Study questions value of Tennessee preschool program
Sending the neediest kids to preschool at 4 years old would seem to give them an automatic boost later on. But the more researchers look at a large state-funded pre-kindergarten program in Tennessee, the more they’re scratching their heads.
A couple of professors at Vanderbilt University in Nashville were slack-jawed to find that some students who get pre-K even start falling behind those who don’t.
“It’s awkward to provide that message,” co-author Mark Lipsey said. “But isn’t it better to say this needs a second look, rather than trundle along thinking you’re doing great work and not know that that’s not true?”
The question is whether this extra year is worth the time and money.
There’s been a stack of research from Boston to Tulsa, Oklahoma, that says it is. But that’s not what Lipsey and co-author Dale Farran found, at least in Tennessee. And it kills them to put this out there.
“We will be criticized, crucified, possibly,” Farran said.
Tennessee is one of several states experimenting with pre-K in a big way. For the last decade, the state has paid for 18,000 children from low-income families to get the jump-start. Some want that opportunity for everyone.
Others call pre-K a waste. And the Vanderbilt study gives the critics new ammunition. On the whole, the study found that students who attended pre-Kindergarten began to lag behind those who sat out.
“The stunning part is that we had no real basis for expecting that the kids who had not been in pre-K into second and third grade would actually start performing somewhat better — not hugely better — but somewhat better than the kids who had been in pre-K,” Lipsey said.

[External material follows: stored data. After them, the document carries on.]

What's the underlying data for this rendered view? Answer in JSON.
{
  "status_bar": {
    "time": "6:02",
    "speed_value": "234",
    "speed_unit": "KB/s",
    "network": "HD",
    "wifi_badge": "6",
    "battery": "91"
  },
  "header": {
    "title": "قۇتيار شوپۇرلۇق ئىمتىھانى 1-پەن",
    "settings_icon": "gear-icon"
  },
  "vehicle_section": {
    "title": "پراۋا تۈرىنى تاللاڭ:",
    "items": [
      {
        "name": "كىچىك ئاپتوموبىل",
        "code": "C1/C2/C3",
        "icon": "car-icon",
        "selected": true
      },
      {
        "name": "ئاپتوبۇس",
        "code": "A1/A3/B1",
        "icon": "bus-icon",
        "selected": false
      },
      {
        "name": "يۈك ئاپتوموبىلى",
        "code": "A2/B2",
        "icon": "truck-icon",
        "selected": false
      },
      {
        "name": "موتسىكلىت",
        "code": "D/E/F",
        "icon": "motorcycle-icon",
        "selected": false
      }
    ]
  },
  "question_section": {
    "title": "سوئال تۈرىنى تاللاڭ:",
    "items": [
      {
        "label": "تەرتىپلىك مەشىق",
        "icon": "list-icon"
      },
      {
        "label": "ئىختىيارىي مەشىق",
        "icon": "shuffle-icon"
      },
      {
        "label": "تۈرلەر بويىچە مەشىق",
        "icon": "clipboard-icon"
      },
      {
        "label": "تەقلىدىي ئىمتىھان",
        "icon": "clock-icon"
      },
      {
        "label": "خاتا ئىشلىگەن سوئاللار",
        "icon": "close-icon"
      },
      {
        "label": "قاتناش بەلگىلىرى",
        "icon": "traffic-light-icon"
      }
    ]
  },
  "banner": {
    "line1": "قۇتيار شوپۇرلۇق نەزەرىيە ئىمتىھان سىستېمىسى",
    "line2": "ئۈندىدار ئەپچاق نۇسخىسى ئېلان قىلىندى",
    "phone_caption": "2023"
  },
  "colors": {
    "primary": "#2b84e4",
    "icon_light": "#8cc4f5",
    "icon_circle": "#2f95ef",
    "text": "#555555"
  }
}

This is worth repeating: by third grade, the children who didn’t go to pre-K started outperforming those who did. And these are very comparable families. All the students came from economically disadvantaged households. And their parents all wanted them to go to preschool. There just wasn’t enough space.
Farran now feels obliged to study further and find out why. Her first hunch is a little glimmer of something the study found at the end of first grade. The pre-K students were measurably less excited about school.
“I wonder if part of what happens is if pre-K doesn’t have a better vision for itself than trying to be a junior kindergarten; if by the end of first, the children have sort of had it — had the same thing for three years in a row — and it’s too much,” she said.
Quality is the likely culprit, Farran said. And the issue may be that they’re getting too much old-school academic time drilling letters and numbers, not too little. Researchers are finding 4-year-olds need instruction that looks a lot like playtime.
At Ross Early Learning Center in Nashville, Dana Eckman knelt beside students playing with crayons and Play-Doh. She directs Nashville’s pre-K program and said she’s learned that too much “seat work” is a problem.
“It has to be a balanced approach,” she said. “They have to be able to get up and move their bodies to learn and be actively engaged.”
The Vanderbilt study, which began just a few years after the launch of Tennessee’s pre-K program in 2005, doesn’t reflect these best practices, Eckman said. So she’s waiting for the next study.
“When they come back, when we do another research project on this, when we look at third grade, I think the outcome is going to be very different,” Eckman said.
University of Chicago economist James Heckman sharply criticized the Vanderbilt study this week. In an online blog post, Heckman said Tennessee did not put much into its pre-K program.
“Low-quality programs produce weak and even sometimes harmful results,” he said.
Heckman also challenged the study’s methodology, calling it “flawed.” Heckman, a Nobel prize-winning economist, has done his own research into early childhood development and said there is “strong evidence” that high-quality preschool programs more than pay for themselves.
But the Vanderbilt research is already being used to figure out if pre-K is worth the cost, especially in Tennessee. Gov. Bill Haslam told reporters he still believes high-quality pre-K is valuable.
“We’ll take this as data to evaluate its effectiveness verses other things that we might do — increasing technology, paying teachers more, other investments that we want to make in K-12 education,” he said when asked to respond to the Vanderbilt study.
Tennessee spends $86 million a year on pre-K.